This seems to me to be an important aspect of Generative AI that often gets obscured – Gen AI only predicts (e.g. the next words, computer code, etc), it does not analyse, or ‘think’ about underlying concepts.
(Interestingly, one of the authors, Joshua Gans, was an associate of an economics consultancy I used to work for, twenty-odd years ago.)
I would think it would include things like inductive and deductive reasoning.
Because experiments have been done to test Gen AI’s ability at this sort of reasoning, and they failed it.
For one thing, it would be able to distinguish between information that was relevant versus irrelevant to the problem at hand. That was one of the tests it failed.
Fair point, but what about intuitive thinking, making a leap between two seemingly unrelated things? Of course, a bad intuition might be hard to distinguish from hallucination.
OR consider a child, who might reach a wrong conclusion because they do not understand. This too is thinking, just not correct thinking to an adult.

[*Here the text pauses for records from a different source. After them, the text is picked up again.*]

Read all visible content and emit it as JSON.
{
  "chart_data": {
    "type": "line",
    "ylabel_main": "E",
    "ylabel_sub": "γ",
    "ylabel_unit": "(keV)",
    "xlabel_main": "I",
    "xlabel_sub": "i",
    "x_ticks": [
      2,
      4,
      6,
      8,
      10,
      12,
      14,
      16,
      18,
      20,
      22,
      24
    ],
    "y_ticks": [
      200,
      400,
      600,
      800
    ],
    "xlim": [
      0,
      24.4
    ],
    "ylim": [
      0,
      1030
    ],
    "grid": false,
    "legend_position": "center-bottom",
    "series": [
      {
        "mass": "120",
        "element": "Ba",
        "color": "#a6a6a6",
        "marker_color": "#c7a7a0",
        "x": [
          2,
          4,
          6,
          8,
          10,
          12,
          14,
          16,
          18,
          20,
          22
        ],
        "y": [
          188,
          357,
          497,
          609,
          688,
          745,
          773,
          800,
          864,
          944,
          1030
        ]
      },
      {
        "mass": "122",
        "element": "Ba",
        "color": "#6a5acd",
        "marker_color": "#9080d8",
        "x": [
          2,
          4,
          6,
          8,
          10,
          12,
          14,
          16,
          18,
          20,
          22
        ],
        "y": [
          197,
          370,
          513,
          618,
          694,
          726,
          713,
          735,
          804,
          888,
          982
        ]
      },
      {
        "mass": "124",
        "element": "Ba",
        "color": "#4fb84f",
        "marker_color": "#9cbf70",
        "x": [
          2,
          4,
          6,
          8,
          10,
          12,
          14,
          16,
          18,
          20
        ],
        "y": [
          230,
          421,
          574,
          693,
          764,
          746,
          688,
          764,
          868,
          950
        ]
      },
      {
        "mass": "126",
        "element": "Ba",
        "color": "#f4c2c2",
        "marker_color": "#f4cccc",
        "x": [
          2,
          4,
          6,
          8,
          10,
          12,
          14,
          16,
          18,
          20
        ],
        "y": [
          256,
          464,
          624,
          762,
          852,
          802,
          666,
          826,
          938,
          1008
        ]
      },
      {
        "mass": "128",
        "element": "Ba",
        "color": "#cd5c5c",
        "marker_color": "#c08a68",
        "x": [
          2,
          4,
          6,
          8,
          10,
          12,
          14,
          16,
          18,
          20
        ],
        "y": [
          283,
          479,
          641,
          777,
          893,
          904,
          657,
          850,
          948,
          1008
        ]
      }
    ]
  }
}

Validation may be a missing step. Is the “thought process” valid for more than a single prediction?
The first problem with that line of thought would be ‘how do we rigorously define “intuitive thinking”?’ I rather suspect we can’t and therefore we can’t distinguish between intuition and blind guessing.
In that circumstance, it should be possible to identify the incorrect axiom or inference that led to the “wrong conclusion” (even flawed reasoning is still reasoning). with a Gen AI, it is simply a ‘block box’ how it got there.

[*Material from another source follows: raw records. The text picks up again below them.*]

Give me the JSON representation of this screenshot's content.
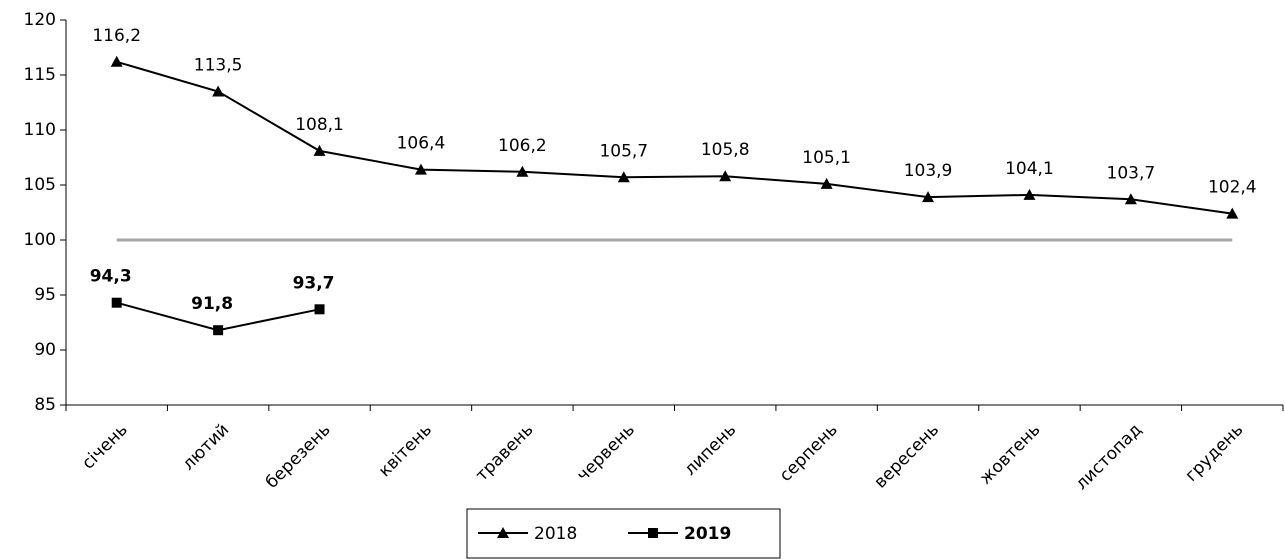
{
  "chart_data": {
    "type": "line",
    "categories": [
      "січень",
      "лютий",
      "березень",
      "квітень",
      "травень",
      "червень",
      "липень",
      "серпень",
      "вересень",
      "жовтень",
      "листопад",
      "грудень"
    ],
    "series": [
      {
        "name": "2018",
        "color": "#000000",
        "marker": "triangle",
        "values": [
          116.2,
          113.5,
          108.1,
          106.4,
          106.2,
          105.7,
          105.8,
          105.1,
          103.9,
          104.1,
          103.7,
          102.4
        ],
        "value_labels": [
          "116,2",
          "113,5",
          "108,1",
          "106,4",
          "106,2",
          "105,7",
          "105,8",
          "105,1",
          "103,9",
          "104,1",
          "103,7",
          "102,4"
        ]
      },
      {
        "name": "2019",
        "color": "#000000",
        "marker": "square",
        "bold": true,
        "values": [
          94.3,
          91.8,
          93.7,
          null,
          null,
          null,
          null,
          null,
          null,
          null,
          null,
          null
        ],
        "value_labels": [
          "94,3",
          "91,8",
          "93,7",
          null,
          null,
          null,
          null,
          null,
          null,
          null,
          null,
          null
        ]
      }
    ],
    "reference_line": {
      "value": 100,
      "color": "#a6a6a6"
    },
    "ylim": [
      85,
      120
    ],
    "yticks": [
      85,
      90,
      95,
      100,
      105,
      110,
      115,
      120
    ],
    "legend": "bottom"
  }
}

The problem being that, as we are just validating the prediction, not any reasoning to get to it, any validation of Gen AI predictions will be localised, and cannot tell us anything about its validity beyond what we have directly tested.
E.g. even if we validate a Gen AI as giving an accurate weather forecast for tomorrow under normal conditions, we won’t know if it does so for the day after a hurricane until we do direct validation on that.